3e raison : La France, par sa politique d’intervention, s’est sans doute protégée contre la contagion inflationniste. En clair, on va assister en 2023 à une accélération des hausses de salaires dans les entreprises, mais principalement dans les secteurs en tension et les activités qui étaient très sous-rémunérées ou mal organisées, comme dans la restauration.

On ne va entrer dans cette mécanique infernale, cette spirale où les hausses d’indice entraineraient automatiquement une hausse de salaire.

Dans la crise actuelle, les hausse de prix de l’énergie sont limitées pour le consommateur par les boucliers et de ce fait, cette hausse n’alimente pas la revendication d’une hausse de salaires. D’autant moins que les entreprises ont été fortement invitées à distribuer un pouvoir d’achat sous forme de primes exceptionnelles ou des liquidations de fonds d’intéressement ou de participation.
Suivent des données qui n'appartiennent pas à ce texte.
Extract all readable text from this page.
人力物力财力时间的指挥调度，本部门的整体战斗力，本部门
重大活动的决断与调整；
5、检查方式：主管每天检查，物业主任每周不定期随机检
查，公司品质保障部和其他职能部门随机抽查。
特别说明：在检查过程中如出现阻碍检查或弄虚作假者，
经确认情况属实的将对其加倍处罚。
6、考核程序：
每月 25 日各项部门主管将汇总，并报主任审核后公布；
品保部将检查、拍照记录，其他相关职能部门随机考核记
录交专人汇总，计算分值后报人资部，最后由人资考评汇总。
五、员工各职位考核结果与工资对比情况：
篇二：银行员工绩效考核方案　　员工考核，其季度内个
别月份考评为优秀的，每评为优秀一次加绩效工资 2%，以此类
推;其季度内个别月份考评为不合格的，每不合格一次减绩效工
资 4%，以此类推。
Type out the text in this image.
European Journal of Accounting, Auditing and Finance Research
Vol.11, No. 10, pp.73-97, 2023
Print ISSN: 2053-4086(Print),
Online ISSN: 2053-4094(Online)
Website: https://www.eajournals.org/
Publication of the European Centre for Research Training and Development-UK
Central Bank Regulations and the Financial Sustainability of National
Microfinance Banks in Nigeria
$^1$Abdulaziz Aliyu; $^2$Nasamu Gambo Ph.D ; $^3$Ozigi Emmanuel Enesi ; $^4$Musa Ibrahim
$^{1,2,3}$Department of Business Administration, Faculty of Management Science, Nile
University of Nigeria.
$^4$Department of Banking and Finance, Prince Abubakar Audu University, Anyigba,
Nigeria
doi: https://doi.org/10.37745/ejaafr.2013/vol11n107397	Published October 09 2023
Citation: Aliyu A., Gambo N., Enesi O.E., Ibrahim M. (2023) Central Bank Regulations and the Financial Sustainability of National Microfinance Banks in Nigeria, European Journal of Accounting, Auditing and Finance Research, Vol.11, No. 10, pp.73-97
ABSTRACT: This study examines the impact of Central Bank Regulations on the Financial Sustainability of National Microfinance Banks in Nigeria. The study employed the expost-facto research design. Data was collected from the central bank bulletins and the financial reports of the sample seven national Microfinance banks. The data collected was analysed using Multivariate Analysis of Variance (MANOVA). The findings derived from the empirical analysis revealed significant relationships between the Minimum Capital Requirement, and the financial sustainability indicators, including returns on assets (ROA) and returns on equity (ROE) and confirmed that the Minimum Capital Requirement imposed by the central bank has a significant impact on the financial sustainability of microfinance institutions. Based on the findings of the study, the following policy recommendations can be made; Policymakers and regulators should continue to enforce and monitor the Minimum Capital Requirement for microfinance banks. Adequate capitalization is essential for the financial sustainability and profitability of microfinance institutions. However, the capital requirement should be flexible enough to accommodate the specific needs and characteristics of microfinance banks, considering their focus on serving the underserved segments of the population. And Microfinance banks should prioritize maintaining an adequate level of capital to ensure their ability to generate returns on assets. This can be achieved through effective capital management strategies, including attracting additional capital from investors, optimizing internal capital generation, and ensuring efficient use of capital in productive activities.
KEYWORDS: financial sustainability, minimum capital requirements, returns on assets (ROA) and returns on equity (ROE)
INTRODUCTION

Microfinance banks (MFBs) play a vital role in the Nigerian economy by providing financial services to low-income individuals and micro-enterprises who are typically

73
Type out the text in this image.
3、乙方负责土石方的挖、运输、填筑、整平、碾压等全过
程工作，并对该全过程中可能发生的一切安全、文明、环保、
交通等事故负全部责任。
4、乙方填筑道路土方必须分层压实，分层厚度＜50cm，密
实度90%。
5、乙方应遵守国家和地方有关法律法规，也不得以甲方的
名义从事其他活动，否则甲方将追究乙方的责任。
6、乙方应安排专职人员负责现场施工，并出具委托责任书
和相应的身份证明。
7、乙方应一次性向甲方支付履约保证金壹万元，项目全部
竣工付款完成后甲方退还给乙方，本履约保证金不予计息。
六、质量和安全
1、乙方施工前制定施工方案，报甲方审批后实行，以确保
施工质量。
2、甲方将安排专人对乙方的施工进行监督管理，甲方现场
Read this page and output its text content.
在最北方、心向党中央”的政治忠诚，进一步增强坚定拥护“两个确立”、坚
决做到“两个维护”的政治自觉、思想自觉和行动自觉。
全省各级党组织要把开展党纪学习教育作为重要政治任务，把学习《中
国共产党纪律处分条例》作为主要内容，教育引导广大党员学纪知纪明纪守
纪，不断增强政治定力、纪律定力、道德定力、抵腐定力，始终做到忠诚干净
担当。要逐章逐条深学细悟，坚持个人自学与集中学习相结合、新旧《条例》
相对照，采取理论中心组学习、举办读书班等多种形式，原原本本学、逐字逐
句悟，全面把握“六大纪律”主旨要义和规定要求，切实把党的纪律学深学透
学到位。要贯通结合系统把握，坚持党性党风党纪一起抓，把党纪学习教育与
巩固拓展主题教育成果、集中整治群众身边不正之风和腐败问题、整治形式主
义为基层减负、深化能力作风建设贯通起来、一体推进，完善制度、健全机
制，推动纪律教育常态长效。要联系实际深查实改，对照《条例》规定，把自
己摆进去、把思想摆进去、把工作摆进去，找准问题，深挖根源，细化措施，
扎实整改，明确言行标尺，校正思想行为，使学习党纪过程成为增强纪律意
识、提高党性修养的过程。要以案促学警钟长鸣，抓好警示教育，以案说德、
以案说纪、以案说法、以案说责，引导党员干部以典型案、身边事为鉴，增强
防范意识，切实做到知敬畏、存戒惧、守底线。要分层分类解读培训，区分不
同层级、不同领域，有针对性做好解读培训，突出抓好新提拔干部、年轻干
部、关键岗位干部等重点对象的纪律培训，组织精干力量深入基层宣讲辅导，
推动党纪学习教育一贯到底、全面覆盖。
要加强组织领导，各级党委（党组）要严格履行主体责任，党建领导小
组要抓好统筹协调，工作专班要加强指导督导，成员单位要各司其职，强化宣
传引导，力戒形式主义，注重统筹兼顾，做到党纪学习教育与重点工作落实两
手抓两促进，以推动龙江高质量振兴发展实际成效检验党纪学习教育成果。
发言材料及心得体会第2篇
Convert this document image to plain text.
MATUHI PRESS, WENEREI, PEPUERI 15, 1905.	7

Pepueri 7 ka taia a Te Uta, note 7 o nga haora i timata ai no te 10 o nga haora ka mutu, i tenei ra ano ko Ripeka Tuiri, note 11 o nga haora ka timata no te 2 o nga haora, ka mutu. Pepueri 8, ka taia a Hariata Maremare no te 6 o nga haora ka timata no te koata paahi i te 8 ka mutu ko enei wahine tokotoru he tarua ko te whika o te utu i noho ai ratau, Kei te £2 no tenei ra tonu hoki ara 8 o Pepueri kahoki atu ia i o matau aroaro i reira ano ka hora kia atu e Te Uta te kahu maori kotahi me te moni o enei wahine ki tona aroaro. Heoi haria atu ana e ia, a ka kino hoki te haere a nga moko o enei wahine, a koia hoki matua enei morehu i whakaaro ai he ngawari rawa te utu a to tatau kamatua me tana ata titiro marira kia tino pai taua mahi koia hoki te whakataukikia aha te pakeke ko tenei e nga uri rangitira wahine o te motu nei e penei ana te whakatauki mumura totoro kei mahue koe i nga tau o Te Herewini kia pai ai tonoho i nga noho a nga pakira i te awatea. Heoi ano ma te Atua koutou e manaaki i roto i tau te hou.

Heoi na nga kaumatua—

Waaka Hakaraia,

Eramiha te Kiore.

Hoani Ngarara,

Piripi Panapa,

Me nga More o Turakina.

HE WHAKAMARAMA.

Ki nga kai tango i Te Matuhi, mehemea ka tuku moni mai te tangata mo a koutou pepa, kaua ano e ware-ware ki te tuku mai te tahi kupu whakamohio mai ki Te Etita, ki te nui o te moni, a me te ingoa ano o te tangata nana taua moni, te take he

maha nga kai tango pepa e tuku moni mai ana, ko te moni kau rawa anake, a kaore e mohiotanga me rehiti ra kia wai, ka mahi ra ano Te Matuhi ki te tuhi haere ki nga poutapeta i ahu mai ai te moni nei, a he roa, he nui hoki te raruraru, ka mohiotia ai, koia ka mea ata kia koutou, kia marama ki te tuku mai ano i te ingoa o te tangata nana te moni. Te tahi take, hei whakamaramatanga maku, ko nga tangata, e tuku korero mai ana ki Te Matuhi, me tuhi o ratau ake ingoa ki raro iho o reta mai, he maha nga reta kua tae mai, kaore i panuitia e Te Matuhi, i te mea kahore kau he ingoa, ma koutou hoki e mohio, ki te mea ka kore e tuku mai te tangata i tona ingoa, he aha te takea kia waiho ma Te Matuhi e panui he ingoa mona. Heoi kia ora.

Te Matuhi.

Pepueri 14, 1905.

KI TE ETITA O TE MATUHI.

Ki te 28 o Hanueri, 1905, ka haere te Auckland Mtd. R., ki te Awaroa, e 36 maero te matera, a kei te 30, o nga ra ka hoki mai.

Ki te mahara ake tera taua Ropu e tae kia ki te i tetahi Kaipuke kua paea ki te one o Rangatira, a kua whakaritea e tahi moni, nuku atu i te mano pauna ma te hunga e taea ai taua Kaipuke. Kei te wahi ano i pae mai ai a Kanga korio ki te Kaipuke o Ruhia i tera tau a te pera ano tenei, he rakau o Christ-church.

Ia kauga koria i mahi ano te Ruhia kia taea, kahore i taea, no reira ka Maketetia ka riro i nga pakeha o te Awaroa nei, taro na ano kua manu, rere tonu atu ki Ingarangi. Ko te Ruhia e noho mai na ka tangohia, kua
Le système de production n’est pas entré dans un cycle de négociations généralisées. 

Le seul moteur interne capable d’alimenter l’inflation en France reste certaines prestations sociales indexées, mais leur impact est assez limité. 

Ajoutons en complément de cette politique de neutralisation de l’inflation deux phénomènes :

D’une part, le budget va avoir besoin d’argent puisqu’il prend à sa charge une grande partie du cout de la politique de protection inflationniste. La discussion sur l’impôt va donc se durcir. L’idée de Bercy est d’ailleurs de récupérer auprès des énergéticiens une partie de la rente qu’ils perçoivent à l’occasion d’un marché qui est devenu délirant. L’Union européenne pourrait aussi mettre en place une mutualisation des couts de l’énergie un peu comme elle avait innové en trouvant à l’échelle européenne une mutualisation pour le financement des mesures de soutien aux secteurs touchés par le Covid (le premier emprunt européen avait porté sur 750 milliards). 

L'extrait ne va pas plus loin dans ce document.